While Americans dealt with discretionary spending fueled by the pandemic, it wasn’t just Big Tobacco that benefited: this Cyber Monday, November 30, the first Monday after Thanksgiving, became the biggest online shopping day in the history of the United States, with a total of $ 10.7 billion in purchases – a number as indicative of the collective brain’s quest for gratification as any other. And a category that has grown notably is self-care.
“Buying new material goods just doesn’t make us as happy as we think. In fact, it would be better to spend money on other people.”
“Self-care is the ultimate way to express self-love,” said Colleen McCann, author of “Crystal Rx” and founder of a fashion brand that finds mysticism, Style Rituals. McCann’s services include energetic wardrobe cleanings and crystal readings and self-affirmation Tarot, after which customers receive a highly selected “time for me” kit and a mood board. Even though it is a cutting-edge niche offering, Style Rituals has been gaining business, although its services have gone entirely online, McCann said.

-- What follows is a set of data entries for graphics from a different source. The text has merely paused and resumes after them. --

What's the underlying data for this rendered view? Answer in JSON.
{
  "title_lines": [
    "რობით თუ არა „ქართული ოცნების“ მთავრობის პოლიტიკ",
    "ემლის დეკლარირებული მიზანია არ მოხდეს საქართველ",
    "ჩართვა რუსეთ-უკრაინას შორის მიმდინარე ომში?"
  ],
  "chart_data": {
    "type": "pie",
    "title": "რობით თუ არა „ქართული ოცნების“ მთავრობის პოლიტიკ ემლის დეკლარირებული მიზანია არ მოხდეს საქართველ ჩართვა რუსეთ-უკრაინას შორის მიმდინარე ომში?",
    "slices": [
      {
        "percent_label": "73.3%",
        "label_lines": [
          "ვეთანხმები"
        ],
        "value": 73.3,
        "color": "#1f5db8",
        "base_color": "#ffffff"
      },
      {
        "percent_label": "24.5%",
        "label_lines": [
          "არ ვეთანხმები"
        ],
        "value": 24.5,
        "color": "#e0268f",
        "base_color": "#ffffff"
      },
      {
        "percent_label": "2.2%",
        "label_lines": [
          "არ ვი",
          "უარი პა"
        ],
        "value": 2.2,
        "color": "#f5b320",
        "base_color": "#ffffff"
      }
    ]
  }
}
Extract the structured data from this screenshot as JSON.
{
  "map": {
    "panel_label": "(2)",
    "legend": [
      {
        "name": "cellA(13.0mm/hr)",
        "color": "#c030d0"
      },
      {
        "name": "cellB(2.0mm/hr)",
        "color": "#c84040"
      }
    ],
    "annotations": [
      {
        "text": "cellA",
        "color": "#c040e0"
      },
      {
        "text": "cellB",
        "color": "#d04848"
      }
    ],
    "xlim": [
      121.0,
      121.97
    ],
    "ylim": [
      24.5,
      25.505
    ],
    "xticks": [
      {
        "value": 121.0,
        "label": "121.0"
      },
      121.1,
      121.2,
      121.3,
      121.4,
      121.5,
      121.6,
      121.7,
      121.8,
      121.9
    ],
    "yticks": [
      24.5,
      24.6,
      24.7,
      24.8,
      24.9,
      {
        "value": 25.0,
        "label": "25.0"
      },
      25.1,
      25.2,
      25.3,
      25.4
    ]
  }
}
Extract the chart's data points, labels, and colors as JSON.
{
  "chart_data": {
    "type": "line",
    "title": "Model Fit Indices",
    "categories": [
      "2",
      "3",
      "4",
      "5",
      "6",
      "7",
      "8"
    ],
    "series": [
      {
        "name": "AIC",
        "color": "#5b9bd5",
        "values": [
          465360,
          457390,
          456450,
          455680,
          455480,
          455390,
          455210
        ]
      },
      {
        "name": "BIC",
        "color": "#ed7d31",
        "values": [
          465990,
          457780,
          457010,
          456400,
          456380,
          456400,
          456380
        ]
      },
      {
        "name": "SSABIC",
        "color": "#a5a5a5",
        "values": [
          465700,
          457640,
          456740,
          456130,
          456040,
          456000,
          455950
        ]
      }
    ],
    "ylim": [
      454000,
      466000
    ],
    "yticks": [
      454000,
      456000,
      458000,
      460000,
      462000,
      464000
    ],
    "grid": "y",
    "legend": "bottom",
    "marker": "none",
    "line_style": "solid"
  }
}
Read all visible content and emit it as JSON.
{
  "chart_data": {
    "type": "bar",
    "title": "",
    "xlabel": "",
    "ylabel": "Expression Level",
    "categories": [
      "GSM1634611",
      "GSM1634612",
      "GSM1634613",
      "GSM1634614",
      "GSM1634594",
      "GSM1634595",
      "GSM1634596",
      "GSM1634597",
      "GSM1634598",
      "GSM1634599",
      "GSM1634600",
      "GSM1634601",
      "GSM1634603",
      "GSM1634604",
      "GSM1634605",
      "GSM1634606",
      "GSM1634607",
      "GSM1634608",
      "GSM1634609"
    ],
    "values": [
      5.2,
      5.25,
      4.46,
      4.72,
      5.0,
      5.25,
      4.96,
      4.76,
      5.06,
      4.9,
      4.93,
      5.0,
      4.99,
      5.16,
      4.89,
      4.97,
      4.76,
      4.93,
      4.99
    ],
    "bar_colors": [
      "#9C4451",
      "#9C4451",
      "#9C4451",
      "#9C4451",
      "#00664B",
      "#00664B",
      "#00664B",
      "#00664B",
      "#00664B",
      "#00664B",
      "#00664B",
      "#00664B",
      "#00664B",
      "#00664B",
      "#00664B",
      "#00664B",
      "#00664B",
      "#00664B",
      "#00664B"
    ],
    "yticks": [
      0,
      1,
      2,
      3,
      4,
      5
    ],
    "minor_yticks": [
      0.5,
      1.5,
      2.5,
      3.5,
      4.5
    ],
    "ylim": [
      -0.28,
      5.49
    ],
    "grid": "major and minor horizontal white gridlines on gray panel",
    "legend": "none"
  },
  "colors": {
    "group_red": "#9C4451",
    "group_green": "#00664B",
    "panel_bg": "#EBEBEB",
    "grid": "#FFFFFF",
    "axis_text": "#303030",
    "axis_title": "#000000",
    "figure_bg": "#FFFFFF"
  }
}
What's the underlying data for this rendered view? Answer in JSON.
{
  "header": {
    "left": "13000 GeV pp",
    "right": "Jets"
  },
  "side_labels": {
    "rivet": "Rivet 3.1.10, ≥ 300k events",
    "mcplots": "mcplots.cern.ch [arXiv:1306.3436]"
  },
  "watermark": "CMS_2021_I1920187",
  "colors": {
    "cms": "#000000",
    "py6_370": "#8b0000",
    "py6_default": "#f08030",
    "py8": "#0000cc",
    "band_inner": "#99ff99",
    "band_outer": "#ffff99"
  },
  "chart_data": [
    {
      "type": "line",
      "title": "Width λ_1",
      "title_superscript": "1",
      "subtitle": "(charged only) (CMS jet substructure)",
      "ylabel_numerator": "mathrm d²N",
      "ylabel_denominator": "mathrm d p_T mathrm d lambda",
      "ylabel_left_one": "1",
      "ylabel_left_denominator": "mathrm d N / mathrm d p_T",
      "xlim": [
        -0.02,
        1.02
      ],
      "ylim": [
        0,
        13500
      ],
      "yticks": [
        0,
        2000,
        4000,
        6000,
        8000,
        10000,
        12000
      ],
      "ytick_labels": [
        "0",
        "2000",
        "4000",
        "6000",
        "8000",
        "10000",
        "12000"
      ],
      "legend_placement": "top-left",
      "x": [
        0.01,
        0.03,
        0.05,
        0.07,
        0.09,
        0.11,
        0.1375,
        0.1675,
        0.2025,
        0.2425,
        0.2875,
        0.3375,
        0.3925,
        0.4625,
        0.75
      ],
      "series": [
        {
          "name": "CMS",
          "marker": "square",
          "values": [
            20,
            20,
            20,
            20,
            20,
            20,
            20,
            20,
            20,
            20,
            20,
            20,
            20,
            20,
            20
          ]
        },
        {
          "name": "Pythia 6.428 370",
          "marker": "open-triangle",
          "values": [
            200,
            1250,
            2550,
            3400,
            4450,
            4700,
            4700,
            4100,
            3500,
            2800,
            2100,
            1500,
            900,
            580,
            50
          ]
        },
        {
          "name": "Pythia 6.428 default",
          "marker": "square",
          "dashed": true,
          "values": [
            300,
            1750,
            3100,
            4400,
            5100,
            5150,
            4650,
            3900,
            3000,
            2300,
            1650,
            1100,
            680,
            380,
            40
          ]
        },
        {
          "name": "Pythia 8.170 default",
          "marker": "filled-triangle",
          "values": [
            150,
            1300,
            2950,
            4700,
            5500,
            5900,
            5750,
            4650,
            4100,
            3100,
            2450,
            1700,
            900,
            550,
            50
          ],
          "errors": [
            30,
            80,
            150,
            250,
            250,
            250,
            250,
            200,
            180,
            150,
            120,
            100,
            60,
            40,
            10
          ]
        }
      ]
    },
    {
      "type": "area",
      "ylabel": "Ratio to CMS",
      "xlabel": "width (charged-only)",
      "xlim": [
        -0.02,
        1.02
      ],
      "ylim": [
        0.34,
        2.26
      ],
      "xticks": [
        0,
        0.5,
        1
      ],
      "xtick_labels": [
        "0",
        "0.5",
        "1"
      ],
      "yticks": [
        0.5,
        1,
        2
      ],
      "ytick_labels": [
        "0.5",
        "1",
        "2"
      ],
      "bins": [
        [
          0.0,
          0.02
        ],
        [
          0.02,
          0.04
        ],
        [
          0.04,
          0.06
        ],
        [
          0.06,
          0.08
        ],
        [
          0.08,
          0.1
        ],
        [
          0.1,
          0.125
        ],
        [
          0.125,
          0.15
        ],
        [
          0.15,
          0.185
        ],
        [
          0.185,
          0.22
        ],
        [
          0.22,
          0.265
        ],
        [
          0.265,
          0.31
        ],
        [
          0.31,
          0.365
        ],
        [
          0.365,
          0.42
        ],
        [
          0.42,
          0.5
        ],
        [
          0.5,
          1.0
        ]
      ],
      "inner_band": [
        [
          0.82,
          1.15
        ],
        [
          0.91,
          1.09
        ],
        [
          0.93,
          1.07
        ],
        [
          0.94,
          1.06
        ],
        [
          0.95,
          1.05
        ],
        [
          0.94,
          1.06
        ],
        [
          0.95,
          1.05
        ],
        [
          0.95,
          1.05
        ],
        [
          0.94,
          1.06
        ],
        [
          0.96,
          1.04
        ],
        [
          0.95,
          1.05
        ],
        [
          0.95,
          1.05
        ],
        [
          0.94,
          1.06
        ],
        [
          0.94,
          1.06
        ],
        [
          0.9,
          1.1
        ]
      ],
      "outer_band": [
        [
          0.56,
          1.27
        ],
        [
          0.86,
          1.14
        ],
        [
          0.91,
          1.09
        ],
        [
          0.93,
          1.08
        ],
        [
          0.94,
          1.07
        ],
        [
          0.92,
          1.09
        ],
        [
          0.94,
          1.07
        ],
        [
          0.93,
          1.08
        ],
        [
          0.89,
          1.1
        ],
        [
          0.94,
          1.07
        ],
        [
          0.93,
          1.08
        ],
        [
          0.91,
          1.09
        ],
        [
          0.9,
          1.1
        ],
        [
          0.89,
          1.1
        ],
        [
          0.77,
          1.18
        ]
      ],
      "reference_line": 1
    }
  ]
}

RetailMeNot’s consumer spending projections indicate that people will spend more money on gifts for themselves than they do with their parents, in-laws or best friends this holiday season. But self-centered shopping doesn’t bring the holiday cheer one might expect, Santos said.
“Buying new material goods just doesn’t make us as happy as we think. In fact, it would be better to spend money on other people. Doing good things for others seems to make us happy over time,” she said.
With the help of vaccines, the return of society may be the only thing to replace gratifying habits instantly, such as checks for stimulus of impulse spending, with more lasting enrichment.
“After the blockade, we will get these incredible new beginnings in the routines we have, how we interact, with whom we interact,” said Santos. “It will really give us opportunities to create more positive habits and use what we have learned during that time to create a more nutritious life for ourselves.”